In Berlin, im Rheinland und in Hessen befanden sich die Soleier oft in einer rundum verglasten, mehrstöckigen, gekühlten Vitrine, dem sogenannten Hungerturm. Darin waren neben Soleiern noch andere kleine, deftige Gerichte wie Frikadellen, Schmalzbrote, Sülzen, Rollmöpse oder Mettwürstchen zu finden. Die scherzhafte Bezeichnung Hungerturm geht auf die Gefängnisbauten von Burgen und Stadtmauern zurück, in der vom Mittelalter bis zur frühen Neuzeit Verurteilte bei Wasser und Brot eingesperrt waren. Der Berliner Maler Heinrich Zille zeichnete in seinen Berliner Kneipenszenen oft diese Vitrinen.
Zilles Hungerturm |
Daß Soleier heute in Kneipen kaum noch zu finden sind, hat indirekt mit dem Rauchverbot zu tun. Als das Bundesverfassungsgericht im Jahr 2008 quasi Toleranz für das Rauchen in sogenannten Einraumgaststätten forderte, ging es Soleiern, kalten Frikadellen, etc. an den Kragen. Denn das Gericht hat das Rauchen in Einraumkneipen zwar wieder erlaubt, jedoch mit der Einschränkung, daß dort keine „zubereiteten Speisen“ verabreicht werden dürfen. Damit wollten die Richter Restaurants von Kneipen abgrenzen. Wie absurd solche Urteile sein können, hat Gerhard Schoolmann in dem Blog Gastgewerbe Gedankensplitter auf herrlich satirische Weise beschrieben. Das wollte ich euch nicht vorenthalten.
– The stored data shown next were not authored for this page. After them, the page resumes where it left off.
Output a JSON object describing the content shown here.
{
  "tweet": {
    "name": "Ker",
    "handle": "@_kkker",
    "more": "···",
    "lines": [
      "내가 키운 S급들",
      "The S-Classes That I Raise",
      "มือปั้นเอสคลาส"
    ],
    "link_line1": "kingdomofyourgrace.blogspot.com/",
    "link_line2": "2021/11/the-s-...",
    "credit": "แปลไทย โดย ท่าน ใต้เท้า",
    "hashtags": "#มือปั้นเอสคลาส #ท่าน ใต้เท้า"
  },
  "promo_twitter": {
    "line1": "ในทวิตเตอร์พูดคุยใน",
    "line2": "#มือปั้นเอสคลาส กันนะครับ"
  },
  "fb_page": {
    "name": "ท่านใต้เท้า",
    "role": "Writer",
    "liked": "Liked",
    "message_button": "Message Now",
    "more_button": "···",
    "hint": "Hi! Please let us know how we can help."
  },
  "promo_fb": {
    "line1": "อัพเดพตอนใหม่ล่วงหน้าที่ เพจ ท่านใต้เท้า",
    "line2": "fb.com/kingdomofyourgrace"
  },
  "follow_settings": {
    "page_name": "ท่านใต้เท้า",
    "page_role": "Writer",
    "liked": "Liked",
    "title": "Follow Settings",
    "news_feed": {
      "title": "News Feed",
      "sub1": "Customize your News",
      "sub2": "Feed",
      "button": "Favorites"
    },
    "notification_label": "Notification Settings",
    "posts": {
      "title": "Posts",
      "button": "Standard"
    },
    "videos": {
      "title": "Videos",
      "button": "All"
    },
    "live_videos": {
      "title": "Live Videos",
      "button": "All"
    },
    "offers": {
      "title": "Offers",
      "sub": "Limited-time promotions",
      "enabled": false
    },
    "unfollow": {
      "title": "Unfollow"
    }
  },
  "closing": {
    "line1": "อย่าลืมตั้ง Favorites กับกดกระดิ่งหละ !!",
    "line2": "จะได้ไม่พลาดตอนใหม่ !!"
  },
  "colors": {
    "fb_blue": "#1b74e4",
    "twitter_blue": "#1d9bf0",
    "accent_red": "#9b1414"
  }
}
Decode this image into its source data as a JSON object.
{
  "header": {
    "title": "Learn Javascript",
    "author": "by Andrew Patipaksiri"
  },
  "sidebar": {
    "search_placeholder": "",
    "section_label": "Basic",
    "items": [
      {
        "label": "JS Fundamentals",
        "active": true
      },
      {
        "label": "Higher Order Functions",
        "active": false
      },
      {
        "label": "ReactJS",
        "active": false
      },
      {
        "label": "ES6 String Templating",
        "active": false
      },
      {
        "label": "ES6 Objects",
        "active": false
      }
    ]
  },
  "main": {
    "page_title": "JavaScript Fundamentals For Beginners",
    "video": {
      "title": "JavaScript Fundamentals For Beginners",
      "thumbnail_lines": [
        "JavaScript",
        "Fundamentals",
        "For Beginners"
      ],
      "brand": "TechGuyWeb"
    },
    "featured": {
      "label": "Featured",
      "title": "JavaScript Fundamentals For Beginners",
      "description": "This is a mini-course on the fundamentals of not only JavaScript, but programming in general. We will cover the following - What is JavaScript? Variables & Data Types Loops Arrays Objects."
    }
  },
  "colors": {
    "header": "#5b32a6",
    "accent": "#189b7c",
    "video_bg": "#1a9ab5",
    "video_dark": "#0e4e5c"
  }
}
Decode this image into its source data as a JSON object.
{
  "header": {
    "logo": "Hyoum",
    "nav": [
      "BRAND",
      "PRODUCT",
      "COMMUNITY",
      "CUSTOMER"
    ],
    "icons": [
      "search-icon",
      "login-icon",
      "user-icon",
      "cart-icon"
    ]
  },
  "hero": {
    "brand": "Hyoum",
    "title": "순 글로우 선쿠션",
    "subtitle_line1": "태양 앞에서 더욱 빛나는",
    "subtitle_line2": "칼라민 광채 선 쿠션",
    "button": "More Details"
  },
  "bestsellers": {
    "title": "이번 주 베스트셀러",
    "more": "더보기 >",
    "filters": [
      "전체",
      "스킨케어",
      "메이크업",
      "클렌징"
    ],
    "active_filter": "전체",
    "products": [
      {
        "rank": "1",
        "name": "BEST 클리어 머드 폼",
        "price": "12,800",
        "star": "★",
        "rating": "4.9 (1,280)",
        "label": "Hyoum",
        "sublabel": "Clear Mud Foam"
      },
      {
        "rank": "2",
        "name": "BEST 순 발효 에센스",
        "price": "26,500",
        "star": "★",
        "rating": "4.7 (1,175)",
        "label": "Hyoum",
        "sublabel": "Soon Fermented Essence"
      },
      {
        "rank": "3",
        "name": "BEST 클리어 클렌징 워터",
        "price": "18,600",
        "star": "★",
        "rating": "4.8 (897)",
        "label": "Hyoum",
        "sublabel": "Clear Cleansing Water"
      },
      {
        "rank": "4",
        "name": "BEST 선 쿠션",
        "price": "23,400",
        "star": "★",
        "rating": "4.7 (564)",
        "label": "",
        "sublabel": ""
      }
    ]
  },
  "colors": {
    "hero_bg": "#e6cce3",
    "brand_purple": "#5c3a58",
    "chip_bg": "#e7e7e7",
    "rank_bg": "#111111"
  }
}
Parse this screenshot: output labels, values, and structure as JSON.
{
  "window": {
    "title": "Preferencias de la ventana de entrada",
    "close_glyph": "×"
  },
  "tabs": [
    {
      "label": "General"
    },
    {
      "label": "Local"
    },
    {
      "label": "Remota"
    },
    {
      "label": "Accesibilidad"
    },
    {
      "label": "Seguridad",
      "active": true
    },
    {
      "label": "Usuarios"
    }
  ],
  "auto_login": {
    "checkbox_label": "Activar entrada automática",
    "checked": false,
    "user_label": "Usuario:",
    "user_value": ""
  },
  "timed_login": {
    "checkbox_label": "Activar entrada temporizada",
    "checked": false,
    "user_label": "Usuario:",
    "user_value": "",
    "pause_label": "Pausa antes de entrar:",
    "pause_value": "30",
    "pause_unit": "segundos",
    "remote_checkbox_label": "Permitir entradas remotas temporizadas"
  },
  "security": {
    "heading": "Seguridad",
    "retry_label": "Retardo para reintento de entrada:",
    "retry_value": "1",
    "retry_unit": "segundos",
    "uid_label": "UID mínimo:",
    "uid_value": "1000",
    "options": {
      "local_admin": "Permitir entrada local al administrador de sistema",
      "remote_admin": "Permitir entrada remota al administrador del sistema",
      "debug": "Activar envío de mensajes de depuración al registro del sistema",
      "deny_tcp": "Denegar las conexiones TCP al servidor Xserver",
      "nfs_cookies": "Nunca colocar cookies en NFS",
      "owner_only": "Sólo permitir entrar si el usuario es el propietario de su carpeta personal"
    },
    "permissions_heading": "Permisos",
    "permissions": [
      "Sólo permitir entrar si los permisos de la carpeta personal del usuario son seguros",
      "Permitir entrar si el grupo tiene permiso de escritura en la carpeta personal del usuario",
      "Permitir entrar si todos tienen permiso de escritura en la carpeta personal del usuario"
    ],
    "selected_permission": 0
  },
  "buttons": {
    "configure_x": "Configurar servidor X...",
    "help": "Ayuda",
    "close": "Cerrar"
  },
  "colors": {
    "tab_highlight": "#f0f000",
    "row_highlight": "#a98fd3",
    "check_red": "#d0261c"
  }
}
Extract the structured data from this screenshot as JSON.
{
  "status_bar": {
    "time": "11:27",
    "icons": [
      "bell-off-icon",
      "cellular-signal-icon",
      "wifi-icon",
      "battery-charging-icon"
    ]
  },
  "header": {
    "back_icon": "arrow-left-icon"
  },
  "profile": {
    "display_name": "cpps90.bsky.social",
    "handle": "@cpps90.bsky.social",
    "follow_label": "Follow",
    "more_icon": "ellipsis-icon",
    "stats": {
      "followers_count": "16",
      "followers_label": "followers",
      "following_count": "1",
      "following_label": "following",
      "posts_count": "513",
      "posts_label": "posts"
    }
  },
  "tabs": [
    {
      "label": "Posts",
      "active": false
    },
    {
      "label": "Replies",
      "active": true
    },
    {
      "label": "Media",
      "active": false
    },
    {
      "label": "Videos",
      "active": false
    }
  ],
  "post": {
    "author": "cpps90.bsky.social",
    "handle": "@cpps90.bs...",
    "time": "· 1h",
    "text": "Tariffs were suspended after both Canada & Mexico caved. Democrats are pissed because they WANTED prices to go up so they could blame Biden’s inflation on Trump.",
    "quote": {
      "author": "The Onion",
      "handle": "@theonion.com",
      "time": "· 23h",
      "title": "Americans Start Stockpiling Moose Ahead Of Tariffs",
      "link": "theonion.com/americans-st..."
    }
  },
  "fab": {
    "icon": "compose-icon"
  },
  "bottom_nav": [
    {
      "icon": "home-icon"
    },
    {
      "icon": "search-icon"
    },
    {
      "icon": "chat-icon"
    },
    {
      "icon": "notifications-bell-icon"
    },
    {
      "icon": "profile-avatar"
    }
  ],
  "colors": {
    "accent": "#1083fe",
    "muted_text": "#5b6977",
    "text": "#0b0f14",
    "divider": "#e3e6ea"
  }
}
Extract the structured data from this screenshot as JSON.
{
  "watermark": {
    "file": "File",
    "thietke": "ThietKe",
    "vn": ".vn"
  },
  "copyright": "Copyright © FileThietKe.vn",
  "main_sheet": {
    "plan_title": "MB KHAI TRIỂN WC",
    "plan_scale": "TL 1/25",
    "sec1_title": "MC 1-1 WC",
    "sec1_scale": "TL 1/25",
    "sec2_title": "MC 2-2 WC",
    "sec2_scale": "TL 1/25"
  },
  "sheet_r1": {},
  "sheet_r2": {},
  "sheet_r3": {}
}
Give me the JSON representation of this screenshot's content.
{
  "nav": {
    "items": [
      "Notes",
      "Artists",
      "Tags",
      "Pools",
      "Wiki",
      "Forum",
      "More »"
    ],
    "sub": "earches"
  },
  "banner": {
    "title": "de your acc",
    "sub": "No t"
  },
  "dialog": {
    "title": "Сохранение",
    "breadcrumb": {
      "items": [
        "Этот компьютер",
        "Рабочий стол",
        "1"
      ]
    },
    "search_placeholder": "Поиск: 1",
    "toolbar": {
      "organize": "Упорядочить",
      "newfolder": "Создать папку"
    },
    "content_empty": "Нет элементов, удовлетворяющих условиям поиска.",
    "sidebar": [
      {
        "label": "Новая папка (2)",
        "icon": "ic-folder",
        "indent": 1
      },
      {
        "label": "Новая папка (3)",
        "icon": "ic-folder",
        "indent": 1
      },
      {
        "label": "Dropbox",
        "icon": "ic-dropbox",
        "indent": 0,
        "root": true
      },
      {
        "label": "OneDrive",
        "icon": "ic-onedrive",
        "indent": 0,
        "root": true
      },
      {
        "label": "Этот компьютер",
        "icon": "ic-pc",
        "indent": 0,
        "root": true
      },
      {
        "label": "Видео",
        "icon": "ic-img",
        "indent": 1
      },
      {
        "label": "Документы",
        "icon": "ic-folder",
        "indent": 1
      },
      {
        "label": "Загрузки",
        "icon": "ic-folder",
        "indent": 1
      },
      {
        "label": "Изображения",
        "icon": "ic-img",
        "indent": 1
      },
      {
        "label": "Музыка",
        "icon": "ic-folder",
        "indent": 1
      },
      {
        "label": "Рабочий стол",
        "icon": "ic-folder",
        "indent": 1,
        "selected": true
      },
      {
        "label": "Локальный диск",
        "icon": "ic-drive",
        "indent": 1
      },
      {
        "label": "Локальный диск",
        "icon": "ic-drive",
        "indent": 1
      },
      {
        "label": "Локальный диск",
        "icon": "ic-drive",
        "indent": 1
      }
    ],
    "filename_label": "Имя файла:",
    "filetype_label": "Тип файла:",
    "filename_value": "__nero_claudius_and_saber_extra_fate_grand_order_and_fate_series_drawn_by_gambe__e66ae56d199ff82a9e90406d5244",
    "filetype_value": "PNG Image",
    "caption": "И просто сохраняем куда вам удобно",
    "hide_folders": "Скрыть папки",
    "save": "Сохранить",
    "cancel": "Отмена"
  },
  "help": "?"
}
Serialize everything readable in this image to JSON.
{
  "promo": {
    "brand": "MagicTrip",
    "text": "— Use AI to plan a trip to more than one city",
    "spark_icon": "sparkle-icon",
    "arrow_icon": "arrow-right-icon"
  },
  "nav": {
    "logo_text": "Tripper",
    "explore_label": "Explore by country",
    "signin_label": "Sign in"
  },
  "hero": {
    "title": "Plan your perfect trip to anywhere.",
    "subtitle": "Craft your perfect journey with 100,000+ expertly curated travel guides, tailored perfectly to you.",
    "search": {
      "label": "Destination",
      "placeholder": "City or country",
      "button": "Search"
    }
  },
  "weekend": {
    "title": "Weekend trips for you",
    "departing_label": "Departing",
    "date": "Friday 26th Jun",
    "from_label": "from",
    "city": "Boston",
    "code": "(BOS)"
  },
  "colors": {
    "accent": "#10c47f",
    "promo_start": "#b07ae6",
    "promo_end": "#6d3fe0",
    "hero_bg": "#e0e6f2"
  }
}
Zum Glück ist das Herstellen von Soleiern in der eigenen Küche noch nicht verboten. Da meine Hühner jetzt im Frühjahr wieder eifrig legen, habe ich den Eierüberschuß ausgenutzt, um wieder einmal Soleier zuzubereiten. Das Rezept ist in etwa der Art nachempfunden, wie meine Großmutter ihre Soleier machte.
10 Eier
1 l Wasser
60 g feines Meersalz
1 TL gelbe Senfkörner
2 Lorbeerblätter
4 Pimentkörner
1 TL bunte Pfefferkörner
2-3 Gewürznelken
4 Wacholderbeeren
2-3 Zweige Bohnenkraut
1 Zweig Thymian
1 rote Zwiebel
wer will kann auch noch 1 TL Kümmel nehmen (ich wollte nicht)
50 ml Rotweinessig
eventuell ein paar braune Zwiebelschalen (wegen der Farbe)
Zwiebel häuten, halbieren und in Scheiben schneiden. Das Wasser mit Salz, Zwiebelscheiben, Kräutern und Gewürzen aufkochen. Circa 5 Minuten köcheln lassen. Dann die angepieksten Eier ins kochende Wasser legen und je nach Größe 8-10 Minuten kochen. Nicht zu lange kochen lassen, denn sonst bekommt das Eigelb einen unschönen, graugrünen Rand.
Eier herausnehmen und die Schale rundherum leicht anschlagen. Eier in ein großes Glas - am besten in ein Einweckglas - schichten. Die Salzlake samt Inhalt über die Eier gießen. Sie müssen komplett bedeckt sein.
Die Soleier mindestens 24 Stunden (besser 2 Tage) zugedeckt an einem kühlen Ort ziehen lassen. Sie sind etwa 7-10 Tage im Kühlschrank haltbar. Zu lange sollte man die Soleier allerdings nicht aufheben. Sie werden sonst innen grau-grün und ähneln mehr und mehr den 1000-jährigen chinesischen Eiern. Außerdem: Je länger die Eier in der Sole verweilen, desto salziger werden sie.